Grèves dans l’éducation : le gouvernement décide de ne plus payer les absences

Tensions autour de la grève des enseignants à N’Djamena : Le gouvernement tchadien réagit fermement

La situation éducative au Tchad continue de faire face à des turbulences avec une nouvelle grève déclenchée par le Syndicat des enseignants du Tchad (SET) dans la capitale N’Djamena, soutenue par diverses sections provinciales.

Le 20 février 2026, deux figures clés du gouvernement, le ministre de l’Éducation nationale et de la Promotion civique, Dr Aboubakar Assidick Choroma, et son homologue de la Fonction publique, Abdoulaye Mbodou Mbami, ont fait front commun en s’exprimant sur la grève menée par le SET. Cette mobilisation intervient après que le syndicat a réussi à faire adopter le décret 2850 sur le statut particulier des enseignants en novembre 2025. Cependant, l’application de ce décret rencontre des obstacles, notamment son absence dans le budget 2026. Frustrés par le ralentissement des négociations pour la mise en œuvre de ce décret, la section de N’Djamena et d’autres, comme le Mayo Boneye dans le Mayo Kebbi Est et le Chari-Baguirmi, ont entamé un mouvement social dès le 16 février 2026.

Face à ces revendications, le gouvernement a dénoncé une "violation des procédures", arguant que la grève n’est pas motivée par des retards de paiement de salaires. En réponse, les autorités ont décidé de ne pas rémunérer les jours de grève. Cette décision met la section de N’Djamena devant la responsabilité de supporter le coût financier de la grève.

Selon le gouvernement, un consensus avait été trouvé sur un chronogramme dans le cadre du futur protocole d’accord relatif au décret No 2850. Ce calendrier, validé par une commission paritaire impliquant les ministères clés, prévoyait des discussions jusqu’au 3 avril 2026. Le gouvernement se dit surpris par l’appel soudain à la grève de la section de N’Djamena, qui n’avait, semble-t-il, émis aucun préavis.
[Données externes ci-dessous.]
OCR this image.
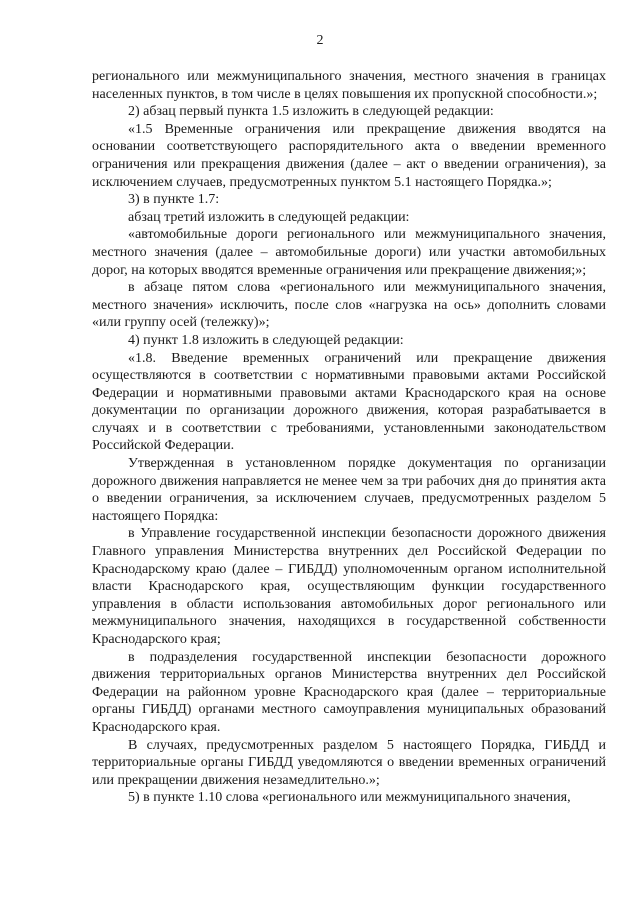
2

регионального или межмуниципального значения, местного значения в границах населенных пунктов, в том числе в целях повышения их пропускной способности.»;

2) абзац первый пункта 1.5 изложить в следующей редакции:

«1.5 Временные ограничения или прекращение движения вводятся на основании соответствующего распорядительного акта о введении временного ограничения или прекращения движения (далее – акт о введении ограничения), за исключением случаев, предусмотренных пунктом 5.1 настоящего Порядка.»;

3) в пункте 1.7:

абзац третий изложить в следующей редакции:

«автомобильные дороги регионального или межмуниципального значения, местного значения (далее – автомобильные дороги) или участки автомобильных дорог, на которых вводятся временные ограничения или прекращение движения;»;

в абзаце пятом слова «регионального или межмуниципального значения, местного значения» исключить, после слов «нагрузка на ось» дополнить словами «или группу осей (тележку)»;

4) пункт 1.8 изложить в следующей редакции:

«1.8. Введение временных ограничений или прекращение движения осуществляются в соответствии с нормативными правовыми актами Российской Федерации и нормативными правовыми актами Краснодарского края на основе документации по организации дорожного движения, которая разрабатывается в случаях и в соответствии с требованиями, установленными законодательством Российской Федерации.

Утвержденная в установленном порядке документация по организации дорожного движения направляется не менее чем за три рабочих дня до принятия акта о введении ограничения, за исключением случаев, предусмотренных разделом 5 настоящего Порядка:

в Управление государственной инспекции безопасности дорожного движения Главного управления Министерства внутренних дел Российской Федерации по Краснодарскому краю (далее – ГИБДД) уполномоченным органом исполнительной власти Краснодарского края, осуществляющим функции государственного управления в области использования автомобильных дорог регионального или межмуниципального значения, находящихся в государственной собственности Краснодарского края;

в подразделения государственной инспекции безопасности дорожного движения территориальных органов Министерства внутренних дел Российской Федерации на районном уровне Краснодарского края (далее – территориальные органы ГИБДД) органами местного самоуправления муниципальных образований Краснодарского края.

В случаях, предусмотренных разделом 5 настоящего Порядка, ГИБДД и территориальные органы ГИБДД уведомляются о введении временных ограничений или прекращении движения незамедлительно.»;

5) в пункте 1.10 слова «регионального или межмуниципального значения,
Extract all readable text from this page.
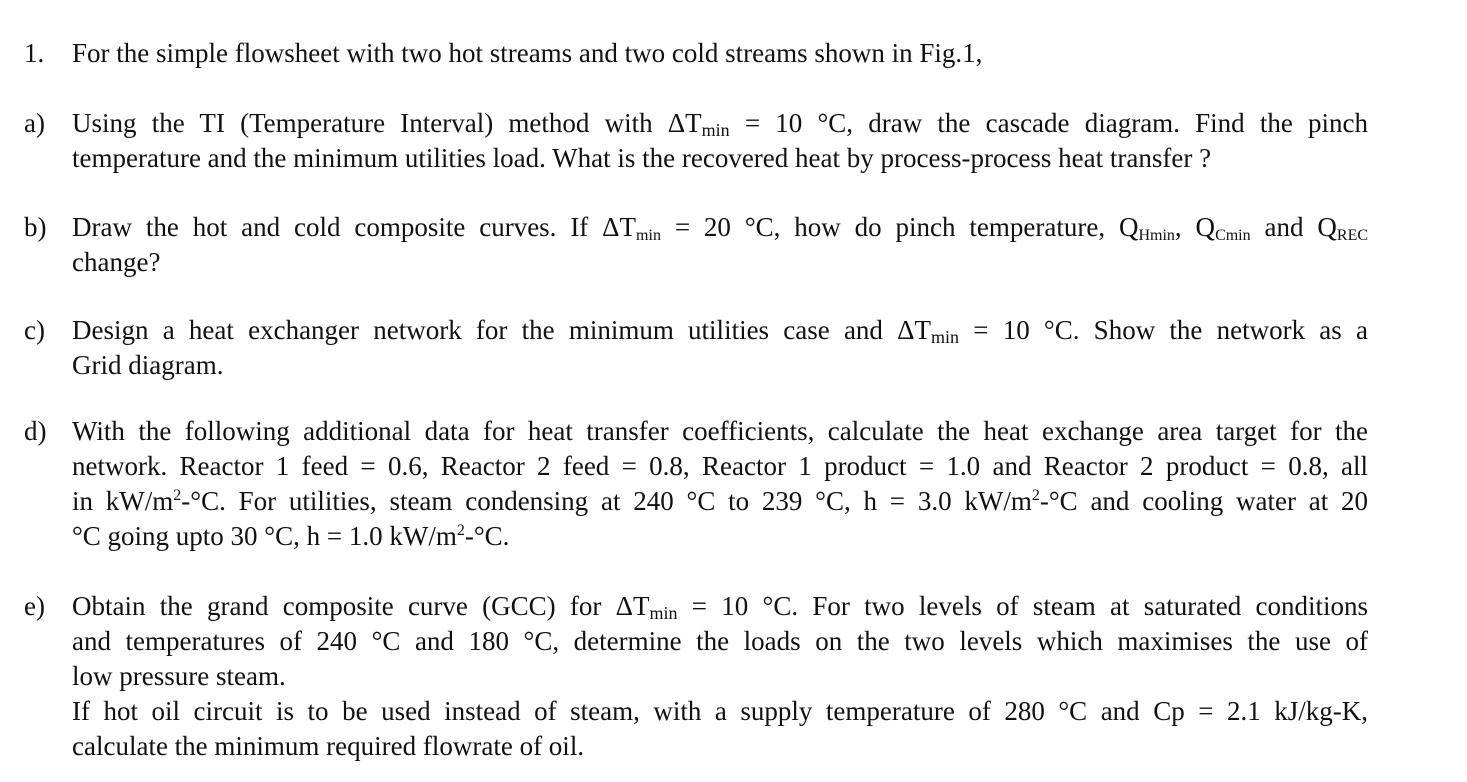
1. For the simple flowsheet with two hot streams and two cold streams shown in Fig.1,
a) Using the TI (Temperature Interval) method with $\Delta T_{min} = 10$ °C, draw the cascade diagram. Find the pinch
temperature and the minimum utilities load. What is the recovered heat by process-process heat transfer ?
b) Draw the hot and cold composite curves. If $\Delta T_{min} = 20$ °C, how do pinch temperature, $Q_{Hmin}$, $Q_{Cmin}$ and $Q_{REC}$
change?
c) Design a heat exchanger network for the minimum utilities case and $\Delta T_{min} = 10$ °C. Show the network as a
Grid diagram.
d) With the following additional data for heat transfer coefficients, calculate the heat exchange area target for the
network. Reactor 1 feed = 0.6, Reactor 2 feed = 0.8, Reactor 1 product = 1.0 and Reactor 2 product = 0.8, all
in $kW/m^2-^\circ C$. For utilities, steam condensing at 240 °C to 239 °C, h = 3.0 $kW/m^2-^\circ C$ and cooling water at 20
°C going upto 30 °C, h = 1.0 $kW/m^2-^\circ C$.
e) Obtain the grand composite curve (GCC) for $\Delta T_{min} = 10$ °C. For two levels of steam at saturated conditions
and temperatures of 240 °C and 180 °C, determine the loads on the two levels which maximises the use of
low pressure steam.
If hot oil circuit is to be used instead of steam, with a supply temperature of 280 °C and Cp = 2.1 kJ/kg-K,
calculate the minimum required flowrate of oil.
La réaction du syndicat ne s’est pas fait attendre. Abdelkadre Djibia, secrétaire général de la section SET de N’Djamena, a réaffirmé leur détermination à poursuivre la grève afin de revendiquer leurs droits. Ce mouvement intervient dans un contexte où, le 19 février 2026, une note du trésorier payeur général adressée aux banques demandait l’annulation des virements de salaires pour cause de "calculs erronés", alimentant davantage les tensions.

Cette situation met en lumière la complexité des relations entre le gouvernement tchadien et les syndicats d’enseignants, soulignant l’enjeu crucial de la gestion des réformes éducatives et financières. L’évolution de ces pourparlers sera déterminante pour l’avenir du secteur éducatif au Tchad.